Docker
Option A: Standalone ContextPilot Server
Run ContextPilot as its own container, install the hook into your existing engine container separately.
Build & Run
docker build -t contextpilot -f docker/Dockerfile .
docker run -p 8765:8765 contextpilot --infer-api-url http://<engine-host>:30000
Install the hook in your engine container
One-liner — no ContextPilot clone needed:
# Inside your SGLang/vLLM container:
curl -sL https://raw.githubusercontent.com/EfficientContext/ContextPilot/main/contextpilot/install_standalone.py | python3 -
Then launch the engine with CONTEXTPILOT_INDEX_URL pointing at the CP server:
CONTEXTPILOT_INDEX_URL=http://<contextpilot-host>:8765 python3 -m sglang.launch_server --model-path Qwen/Qwen2.5-7B-Instruct --port 30000
Or add it to your engine Dockerfile:
RUN curl -sL https://raw.githubusercontent.com/EfficientContext/ContextPilot/main/contextpilot/install_standalone.py | python3 -
ENV CONTEXTPILOT_INDEX_URL=http://<contextpilot-host>:8765
Option B: All-in-One (Engine + ContextPilot)
Single container with both the engine and ContextPilot server.
Build
docker build -t contextpilot-sglang -f docker/Dockerfile.sglang .

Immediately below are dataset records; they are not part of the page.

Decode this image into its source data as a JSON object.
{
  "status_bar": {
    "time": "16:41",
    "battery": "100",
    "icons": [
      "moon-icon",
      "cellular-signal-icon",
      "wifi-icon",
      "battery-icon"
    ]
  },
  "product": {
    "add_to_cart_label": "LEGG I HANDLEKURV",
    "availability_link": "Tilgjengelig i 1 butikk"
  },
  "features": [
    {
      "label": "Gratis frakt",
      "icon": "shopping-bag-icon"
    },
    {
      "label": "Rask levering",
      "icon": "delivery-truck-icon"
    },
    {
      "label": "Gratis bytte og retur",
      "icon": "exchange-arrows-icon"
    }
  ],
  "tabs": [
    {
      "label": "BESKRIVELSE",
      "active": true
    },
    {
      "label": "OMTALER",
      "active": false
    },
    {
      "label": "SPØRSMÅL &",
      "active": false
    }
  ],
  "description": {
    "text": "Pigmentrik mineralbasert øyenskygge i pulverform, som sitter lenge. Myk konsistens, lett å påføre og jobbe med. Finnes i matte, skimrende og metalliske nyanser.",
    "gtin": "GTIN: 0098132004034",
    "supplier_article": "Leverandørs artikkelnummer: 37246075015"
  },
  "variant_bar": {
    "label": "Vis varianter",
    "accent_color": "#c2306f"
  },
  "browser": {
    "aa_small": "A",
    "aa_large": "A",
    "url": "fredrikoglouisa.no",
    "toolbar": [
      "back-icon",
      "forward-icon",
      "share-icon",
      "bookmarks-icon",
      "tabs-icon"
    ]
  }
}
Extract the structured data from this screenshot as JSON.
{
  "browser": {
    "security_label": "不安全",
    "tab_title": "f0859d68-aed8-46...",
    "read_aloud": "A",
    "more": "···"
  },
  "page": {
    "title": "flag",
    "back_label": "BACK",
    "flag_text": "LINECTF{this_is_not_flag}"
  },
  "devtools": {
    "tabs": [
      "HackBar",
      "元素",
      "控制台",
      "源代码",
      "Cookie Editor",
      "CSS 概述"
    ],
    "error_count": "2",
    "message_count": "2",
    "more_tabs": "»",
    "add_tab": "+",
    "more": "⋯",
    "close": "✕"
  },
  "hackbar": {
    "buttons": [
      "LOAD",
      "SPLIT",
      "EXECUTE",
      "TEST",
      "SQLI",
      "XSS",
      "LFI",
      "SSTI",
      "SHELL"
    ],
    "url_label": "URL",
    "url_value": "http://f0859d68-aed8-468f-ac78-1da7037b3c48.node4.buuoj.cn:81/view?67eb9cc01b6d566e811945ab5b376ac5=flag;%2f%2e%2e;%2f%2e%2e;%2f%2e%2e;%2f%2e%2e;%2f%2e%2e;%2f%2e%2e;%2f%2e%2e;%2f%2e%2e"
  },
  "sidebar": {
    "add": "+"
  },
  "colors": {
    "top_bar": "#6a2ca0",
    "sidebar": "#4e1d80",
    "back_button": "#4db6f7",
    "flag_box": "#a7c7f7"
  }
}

docker build -t contextpilot-vllm -f docker/Dockerfile.vllm .
Pin a specific engine version:
docker build -t contextpilot-sglang -f docker/Dockerfile.sglang --build-arg SGLANG_VERSION=v0.5.0 .
docker build -t contextpilot-vllm -f docker/Dockerfile.vllm --build-arg VLLM_VERSION=v0.8.5 .
Run
SGLang:
docker run --gpus all --shm-size 32g --ipc=host \
-p 30000:30000 -p 8765:8765 \
-e HF_TOKEN=$HF_TOKEN \
contextpilot-sglang \
--model-path meta-llama/Llama-3.1-8B-Instruct --schedule-policy lpm
vLLM:
docker run --gpus all --ipc=host \
-p 8000:8000 -p 8765:8765 \
-e HUGGING_FACE_HUB_TOKEN=$HF_TOKEN \
contextpilot-vllm \
Qwen/Qwen2.5-7B-Instruct --enable-prefix-caching
Everything after the image name is passed to the engine. Defaults are Qwen/Qwen2.5-7B-Instruct for both images.
GPU Selection
docker run --gpus '"device=2,3"' ...
Environment Variables
| Variable | Default | Description |
|---|---|---|
CONTEXTPILOT_PORT | 8765 | ContextPilot HTTP server port |
SGLANG_PORT | 30000 | SGLang serving port (all-in-one only) |
VLLM_PORT | 8000 | vLLM serving port (all-in-one only) |
HF_TOKEN | -- | HuggingFace token (SGLang) |
HUGGING_FACE_HUB_TOKEN | -- | HuggingFace token (vLLM) |
Verify
curl http://localhost:8765/health # ContextPilot
curl http://localhost:30000/health # SGLang
curl http://localhost:8000/health # vLLM
Architecture
All-in-one images: The entrypoint starts the ContextPilot HTTP server in the background, then execs the engine as PID 1. docker stop sends SIGTERM to the engine for graceful shutdown. The .pth hook auto-activates monkey-patching since CONTEXTPILOT_INDEX_URL is set in the image.
Standalone image: Runs only the ContextPilot server as PID 1. The hook is installed separately in the engine environment via the one-liner above.